Pengakuan Status, Hak PRT, dan Kontrak Kerja Tertulis dalam Pengaturan Jam Kerja 

  1. RUU PPRT secara eksplisit mengakui PRT sebagai pekerja yang berhak atas perlindungan hukum, upah layak, jam kerja wajar, dan hak-hak dasar lainnya.
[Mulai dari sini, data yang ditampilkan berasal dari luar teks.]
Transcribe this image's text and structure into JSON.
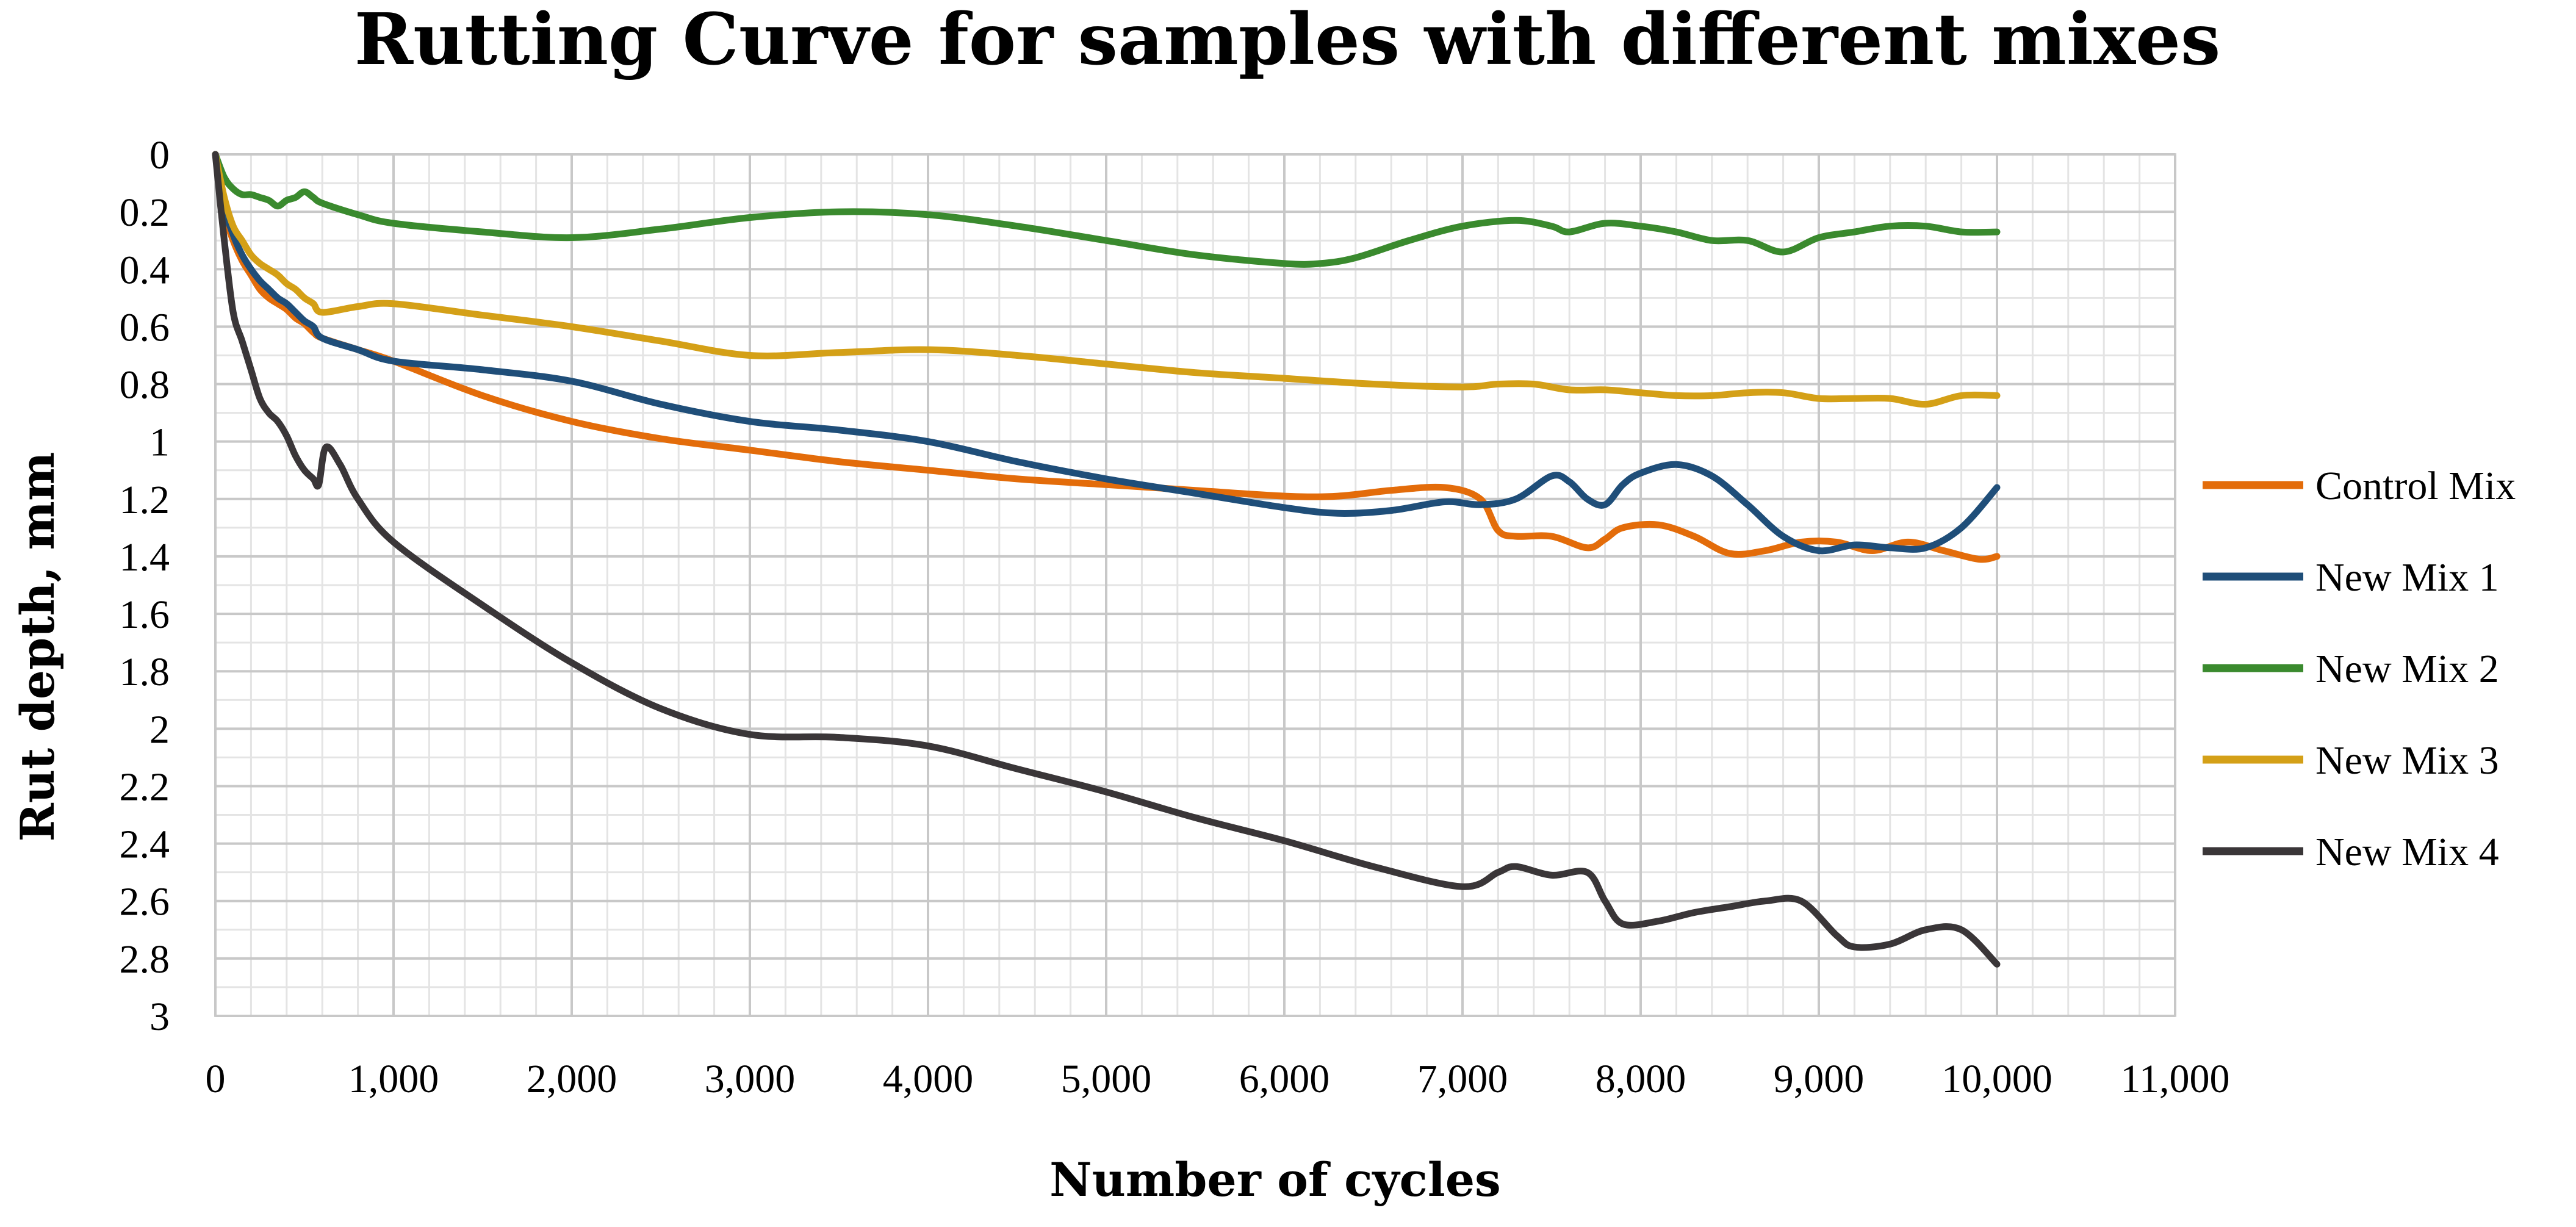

Pengakuan ini penting untuk menghapus diskriminasi yang selama ini terjadi karena PRT tidak dianggap sebagai pekerja formal
  2. Dengan pengakuan ini, PRT mendapatkan posisi tawar yang lebih kuat dalam relasi kerja, sehingga mengurangi potensi perlakuan sewenang-wenang, bias gender, kelas, atau ras
  3. Kontrak tertulis ini memberikan kejelasan dan kepastian hukum, sehingga mengurangi risiko eksploitasi seperti yang disebutkan pada poin (a) jam kerja berlebihan, upah tidak layak, atau pemutusan kerja sepihak tanpa alasan jelas

Jaminan Sosial dan Perlindungan Kesehatan

  1. RUU PPRT mengatur agar PRT mendapatkan akses pada jaminan sosial, seperti BPJS Kesehatan dan Ketenagakerjaan, sehingga mereka terlindungi jika sakit, mengalami kecelakaan kerja, atau memasuki masa pensiun
  2. Hal ini menutup celah eksploitasi di mana PRT tidak mendapatkan hak dasar perlindungan sosial yang layak.

Standar Upah dan Kondisi Kerja

  1. RUU PPRT mengatur standar minimum upah, waktu kerja, dan hak atas hari libur, sehingga PRT tidak lagi bekerja tanpa batas waktu atau tanpa upah yang layak
  2. Perlindungan ini juga mencakup hak atas waktu istirahat dan hari libur mingguan, yang sebelumnya sering diabaikan

Mekanisme Pengawasan dan Penyelesaian Sengketa

  1. RUU PPRT mendorong pembentukan lembaga pengawasan khusus serta mekanisme pengaduan dan penyelesaian sengketa, sehingga PRT memiliki saluran resmi untuk melaporkan pelanggaran dan mendapatkan keadilan
  2. Pengawasan juga diarahkan pada agen penyalur PRT untuk mencegah praktik perdagangan manusia dan perbudakan modern

Mencegah Kekerasan dan Pelecehan

  1. RUU PPRT secara tegas bertujuan mencegah segala bentuk kekerasan, pelecehan, dan perbudakan terhadap PRT, baik secara fisik, psikis, maupun ekonomi
  2. Dengan adanya perlindungan hukum yang kuat, pelaku kekerasan atau eksploitasi dapat ditindak secara tegas.

Meningkatkan Profesionalisme dan Kesejahteraan

  1. Dengan perlindungan hukum dan hak yang jelas, PRT dapat bekerja lebih profesional dan sejahtera, sementara pemberi kerja juga mendapatkan kepastian hukum dalam hubungan kerja

RUU Perlindungan Pekerja Rumah Tangga (RUU PPRT) harus disahkan karena memberikan kepastian hukum dan perlindungan yang sangat dibutuhkan bagi pekerja rumah tangga (PRT) yang selama ini rentan mengalami diskriminasi, eksploitasi, kekerasan, dan pelecehan dalam lingkungan kerja domestik yang privat dan minim pengawasan.

Selain itu, pengesahan RUU PPRT juga menjadi langkah strategis untuk menata sistem ekonomi perawatan nasional, mengatasi ketimpangan gender, dan memperkuat fondasi ekonomi yang inklusif serta berkelanjutan.

Dengan disahkannya regulasi ini, maka akan mengurangi risiko diskriminasi dan eksploitasi dengan memberikan pengakuan formal, kontrak kerja tertulis, perlindungan sosial, standar upah dan jam kerja, serta mekanisme pengawasan dan penegakan hukum yang jelas bagi pekerja rumah tangga di Indonesia.

Penulis: Tria Damayanti, Ketua KOPRI PK PMII UNARS Situbondo.